В наши дни этот способ почти не применяется фотографами, вероятно, из-за сложности процесса печатания. Между тем, увидев портреты гуммидрук, трудно поверить, что это фотографические снимки, настолько близки они к графике, к рисунку сангиной или углем. Достоинство этого способа состоит также в том, что он позволяет фотографу в процессе печатания вносить поправки в изображение.

Когда-то шли споры: законно ли внесение тех или иных изменений в негатив после его проявления? Традиция требовала, чтобы все заснятое содержалось в самом негативе и было неприкосновенно, и чтобы в отпечатке не было ничего привнесенного извне. Сейчас среди некоторых фотографов-художников эти положения вызывают недоумение. Казалось бы, чем больше творчества автор вносит в портрет, тем лучше, независимо от того, в какой стадии работы он прилагает свои творческие силы.

На первый взгляд кажется, что бланк, на который клеится фотокарточка не имеет никакого значения для фотомастерства. А на деле бланки в дореволюционной фотографии часто подчеркивали ее пошлость, безвкусицу, резкое отличие от произведения искусства. Фотокарточки было принято целиком наклеивать на толстые, твердые картонные бланки, с золотым обрезом, с вытесненными на них фамилией владельца фотографии, его титула, с изображением медалей и наград. Специальные фабрики занимались изготовлением этих шаблонных стандартных бланков.

Я перепробовал самые различные бланки, стараясь подбирать их в соответствии с характером фотокарточки. Большей частью я употреблял вместо бланков белую ватманскую бумагу. Подкладкой портрету служила тонкая желтая бумага, узкие полосы которой окаймляли его, смягчая переходы от черного к белому. Фотография на подкладке приклеивалась к ватману. При этом я наклеивал лишь верх портрета, он не прилегал плотно к паспарту, а свободно лежал на ватмане, белые поля которого выгодно оттеняли изображение.

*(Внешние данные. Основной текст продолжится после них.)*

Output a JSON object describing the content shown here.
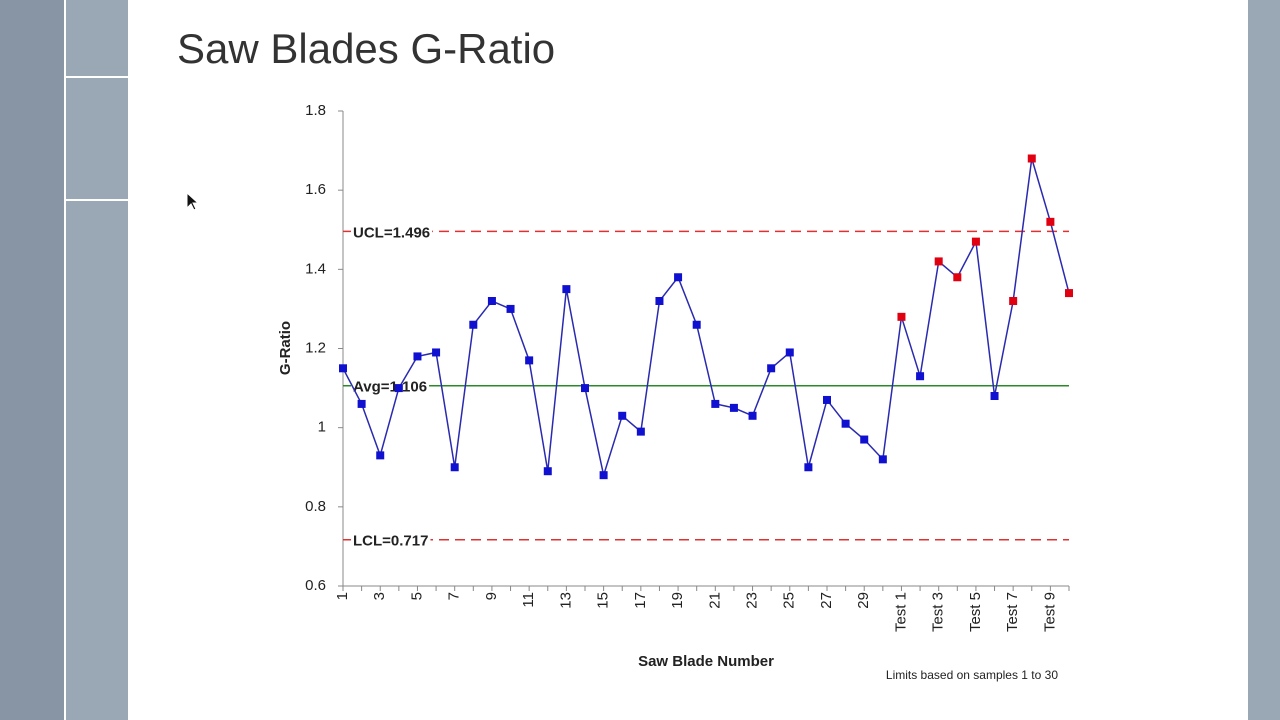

Для фотографий размера 18х24 см я иногда приобретал паспарту из тонкого картона в виде книжки. Она открывалась, внутри лежал портрет, верхние углы которого были приклеены к картону.




ВСТРЕЧА С НОВЫМ ЧЕЛОВЕКОМ


ПОРТРЕТ В. И. ЛЕНИНА

Еще не отгремели залпы Февральской революции, еще на Невском проспекте слышались пулеметные выстрелы, а ко мне в фотографию уже пришел новый клиент, человек будущего нового общества. Это был делегат с фронта. В старой солдатской шипели, зрелого возраста, заросший бородой, с открытым взглядом светлых глаз. В нем сразу почувствовалась уверенность, спокойствие человека, который твердо стоит на земле, избрал свой путь и решительно шагает по нему.

Если мне не изменяет намять, он пришел сфотографироваться для удостоверения личности или какого-то пропуска. Но я ухватился за возможность запечатлеть его образ, мне захотелось создать картину на новую тему. Я увлеченно принялся за работу над портретом солдата революции. Его старую шинель я набросил ему на плечи, подняв ворот, и дал ему в руки красное знамя, на котором потом на негативе написал акварелью: «Свобода».

Конечно, это было весьма примитивное, слишком прямолинейное и, главное, внешнее решение темы.

Еще один снимок запомнился мне. Сразу же после Октябрьской революции я сделал портрет, назвав ею «Пулеметчик». Впоследствии он выставлялся на фотовыставках. Далекий от военной среды, я впервые так близко увидел красногвардейца. Внешность этого человека — ловкого, гибкого, в котором чувствовалась инициатива, воля, не свойственная солдату царской армии, непринужденная манера держаться, — все говорило о том, что передо мной был совершенно новый характер. Я обрадовался, но и несколько растерялся, почувствовав свою жизненную неопытность. До сих пор я не знал таких людей. Мне захотелось выразить присущую этому человеку динамику, я попробовал снять его стоящим на одном колене, как бы у пулемета; не знаю, насколько естественно это вышло.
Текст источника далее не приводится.